For change to be pushed through, those clubs would need the support of 75 per cent of teams in each tier of the game, meaning nine Premiership, eight Championship and at least 15 clubs from Leagues 1 and 2 would need to vote in favour.
However, it is thought that many lower league sides will be against the idea of having their end-of-season windfall cut.
An unnamed SPFL chairman said: “It’s not a huge amount of money that will come down to the lower league clubs but I can’t see it being changed to be quite honest.”
Dunfermline chairman Bob Garmory, whose side look likely to miss out on the League 1 play-offs, is set to attend next week’s AGM.
He said: “You can understand the position of those clubs but equally you can understand the position of the clubs that arrived at the decision that this was an equitable way to split the money for the greater good of Scottish football.
“If it’s being discussed at the meeting, I’ll hear both sides of the argument.”
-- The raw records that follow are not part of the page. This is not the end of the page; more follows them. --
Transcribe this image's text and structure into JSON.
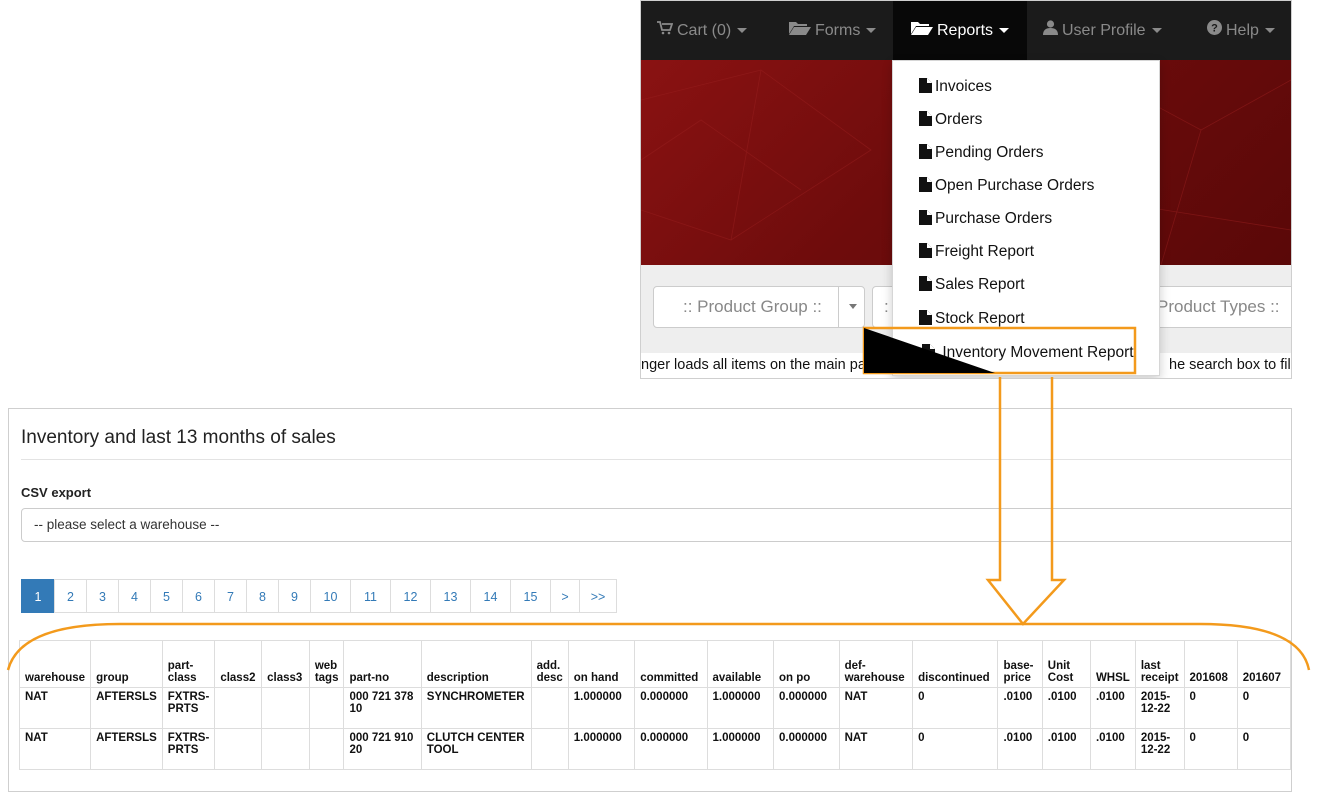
{
  "accent_color": "#f39a1c",
  "navbar": {
    "items": [
      {
        "label": "Cart (0)",
        "icon": "cart-icon"
      },
      {
        "label": "Forms",
        "icon": "folder-open-icon"
      },
      {
        "label": "Reports",
        "icon": "folder-open-icon",
        "active": true
      },
      {
        "label": "User Profile",
        "icon": "user-icon"
      },
      {
        "label": "Help",
        "icon": "question-circle-icon"
      }
    ]
  },
  "reports_menu": {
    "items": [
      "Invoices",
      "Orders",
      "Pending Orders",
      "Open Purchase Orders",
      "Purchase Orders",
      "Freight Report",
      "Sales Report",
      "Stock Report",
      "Inventory Movement Report"
    ],
    "highlighted": "Inventory Movement Report"
  },
  "filters": {
    "product_group": ":: Product Group ::",
    "second_select_fragment": ":",
    "product_types_fragment": "Product Types ::"
  },
  "notice": {
    "left_fragment": "nger loads all items on the main pa",
    "right_fragment": "he search box to fil"
  },
  "report": {
    "title": "Inventory and last 13 months of sales",
    "csv_label": "CSV export",
    "warehouse_placeholder": "-- please select a warehouse --",
    "pagination": [
      "1",
      "2",
      "3",
      "4",
      "5",
      "6",
      "7",
      "8",
      "9",
      "10",
      "11",
      "12",
      "13",
      "14",
      "15",
      ">",
      ">>"
    ],
    "current_page": "1",
    "columns": [
      "warehouse",
      "group",
      "part-class",
      "class2",
      "class3",
      "web tags",
      "part-no",
      "description",
      "add. desc",
      "on hand",
      "committed",
      "available",
      "on po",
      "def-warehouse",
      "discontinued",
      "base-price",
      "Unit Cost",
      "WHSL",
      "last receipt",
      "201608",
      "201607"
    ],
    "rows": [
      [
        "NAT",
        "AFTERSLS",
        "FXTRS-PRTS",
        "",
        "",
        "",
        "000 721 378 10",
        "SYNCHROMETER",
        "",
        "1.000000",
        "0.000000",
        "1.000000",
        "0.000000",
        "NAT",
        "0",
        ".0100",
        ".0100",
        ".0100",
        "2015-12-22",
        "0",
        "0"
      ],
      [
        "NAT",
        "AFTERSLS",
        "FXTRS-PRTS",
        "",
        "",
        "",
        "000 721 910 20",
        "CLUTCH CENTER TOOL",
        "",
        "1.000000",
        "0.000000",
        "1.000000",
        "0.000000",
        "NAT",
        "0",
        ".0100",
        ".0100",
        ".0100",
        "2015-12-22",
        "0",
        "0"
      ]
    ]
  }
}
In a statement on the official Hibs website, chief executive Leeann Dempster explained the Easter Road side’s stance.
She said: “The debate began in October when the Board of the SPFL sought to introduce minimum pricing for play-off matches and to change the rules to state that season tickets were not valid.
“We disagree, because we believe clubs should be allowed the flexibility to deal with their season ticket holders as they think best.
“Resolution one has been requisitioned by three clubs – and other clubs say they support it – because the Board of the SPFL refused to amend its proposal to accommodate the point of principle.
“The requisitioning clubs have suggested that the levy still applies but at half the current rate, given the new television income.
“Every club in the league continues to benefit and as the figures pan out for this season, no club will receive any less. We are looking for a balanced debate and fairness.”